Mark Cuban tells journalism companies how they can get audiences. Hey, Mark, that isn't the problem in journalism. The problem is how do you pay for great journalism?

We're seeing lots of journalists getting laid off. Why? Because the business no longer works. The advertisers are taking their money and moving online. Paying Google and Yahoo and Microsoft and Craigs List and Ebay to do the work that the newspaper ads used to do.

Free journalism only takes us so far. Yeah, using bloggers you'll find out about major news events like earthquakes and fires and when your neighbor gets murdered. Maybe. If there's a blogger nearby who cares.

But you won't get the kind of journalism that local papers used to do. Are there any bloggers out here that sit in city council meetings?

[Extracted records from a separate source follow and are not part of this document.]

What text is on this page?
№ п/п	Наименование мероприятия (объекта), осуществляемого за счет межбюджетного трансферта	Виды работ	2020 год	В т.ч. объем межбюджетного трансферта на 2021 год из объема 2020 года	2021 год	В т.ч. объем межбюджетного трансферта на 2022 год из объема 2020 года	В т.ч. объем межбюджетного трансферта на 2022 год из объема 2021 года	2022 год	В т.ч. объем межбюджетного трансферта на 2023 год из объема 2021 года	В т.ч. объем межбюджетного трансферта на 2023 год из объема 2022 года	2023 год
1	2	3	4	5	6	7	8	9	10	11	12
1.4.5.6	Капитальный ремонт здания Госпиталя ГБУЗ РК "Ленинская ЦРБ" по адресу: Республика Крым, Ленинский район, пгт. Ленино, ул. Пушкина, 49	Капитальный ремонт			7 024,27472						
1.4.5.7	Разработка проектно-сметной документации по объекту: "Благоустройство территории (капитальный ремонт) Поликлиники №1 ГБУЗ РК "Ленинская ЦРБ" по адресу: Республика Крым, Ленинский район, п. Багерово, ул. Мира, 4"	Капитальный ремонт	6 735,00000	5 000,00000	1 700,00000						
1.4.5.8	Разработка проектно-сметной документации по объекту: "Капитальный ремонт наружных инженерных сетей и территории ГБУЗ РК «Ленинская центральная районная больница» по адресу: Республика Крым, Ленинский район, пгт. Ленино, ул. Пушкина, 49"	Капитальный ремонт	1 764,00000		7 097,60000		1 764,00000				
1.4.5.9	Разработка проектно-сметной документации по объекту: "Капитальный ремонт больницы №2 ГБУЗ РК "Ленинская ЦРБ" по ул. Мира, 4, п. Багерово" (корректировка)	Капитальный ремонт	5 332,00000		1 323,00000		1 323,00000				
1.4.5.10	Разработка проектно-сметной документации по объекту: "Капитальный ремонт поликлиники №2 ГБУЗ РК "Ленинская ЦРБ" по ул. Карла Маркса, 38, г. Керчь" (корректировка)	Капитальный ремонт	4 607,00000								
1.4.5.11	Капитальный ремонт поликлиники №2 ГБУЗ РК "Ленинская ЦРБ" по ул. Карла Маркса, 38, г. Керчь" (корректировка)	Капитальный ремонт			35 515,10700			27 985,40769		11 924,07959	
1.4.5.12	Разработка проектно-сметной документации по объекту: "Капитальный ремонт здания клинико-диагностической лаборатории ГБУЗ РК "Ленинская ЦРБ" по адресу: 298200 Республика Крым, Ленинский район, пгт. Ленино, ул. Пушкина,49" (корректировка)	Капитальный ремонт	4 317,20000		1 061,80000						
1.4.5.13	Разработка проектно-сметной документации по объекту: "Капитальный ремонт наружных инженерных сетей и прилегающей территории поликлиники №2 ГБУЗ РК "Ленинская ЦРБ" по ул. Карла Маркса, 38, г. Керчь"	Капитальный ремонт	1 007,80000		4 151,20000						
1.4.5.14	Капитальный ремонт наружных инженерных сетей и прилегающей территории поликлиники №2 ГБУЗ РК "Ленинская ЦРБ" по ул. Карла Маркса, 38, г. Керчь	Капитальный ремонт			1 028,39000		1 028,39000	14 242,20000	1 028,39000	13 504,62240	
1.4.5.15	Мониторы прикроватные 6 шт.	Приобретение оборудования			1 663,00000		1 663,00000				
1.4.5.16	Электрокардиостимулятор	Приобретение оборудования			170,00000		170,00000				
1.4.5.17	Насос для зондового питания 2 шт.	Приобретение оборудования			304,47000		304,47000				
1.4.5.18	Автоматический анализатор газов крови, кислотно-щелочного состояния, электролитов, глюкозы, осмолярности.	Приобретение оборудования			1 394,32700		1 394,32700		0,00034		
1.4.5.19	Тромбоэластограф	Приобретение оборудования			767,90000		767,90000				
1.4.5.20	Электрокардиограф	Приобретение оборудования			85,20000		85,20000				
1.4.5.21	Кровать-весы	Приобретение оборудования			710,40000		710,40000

That attend shareholder meetings? That build relationships with people at places of power? Yeah, some do, but they are still pretty rare and as Tim O'Reilly learned most of us aren't really here to do journalistic work, but rather to tell the world what we think (the two are different).

I wish I had better answers, though, cause I do agree with Mark Cuban that journalism is important.

Speaking of that, I appreciate it when a publication takes 500 hours and puts our products through its paces like what Tom's Hardware did recently with Windows Vista. Or, ComputerWorld's 20 Things You Won't Like about Windows Vista. Ed Bott pointed me to those. I might not agree with all of the points made there, but I do appreciate that journalists are putting in some serious work taking a look at our products.

I wonder how we can ensure that journalists can continue to get paid for that work?

Carlo goes further and says "Journalism Is Broken." Oh, I agree with his point that opinion matters. I've learned over and over that my audience is smarter than me. Richer than me. More knowledgeable than me. More connected than me. No matter what I say, no matter how well researched it is, it always gets better after an audience hears it and can leave their two cents about it.

Jeff and I were talking about that today. He told me how he learns from the people who show up on Channel 9 and On10.net everyday and how he thinks that any corporate site that doesn't have comments, trackbacks, or ways to interact like a Wiki are just blowing it.

I agree. Where's the newspaper that has open comments on every story like we do on Channel 9 or On10?

Wish I was Rebooting

I am watching the reports from Reboot, which is taking place now in Copenhagen, and wishing I was there. I was planning on being there before my mom died, but now I have to watch Nicole and Thomas and all the cool European technologists having a good time from afar.

Lee Wilkins says that it's one of the best conferences he's ever attended.

Nicole has a ton of excellent interviews again (she always does).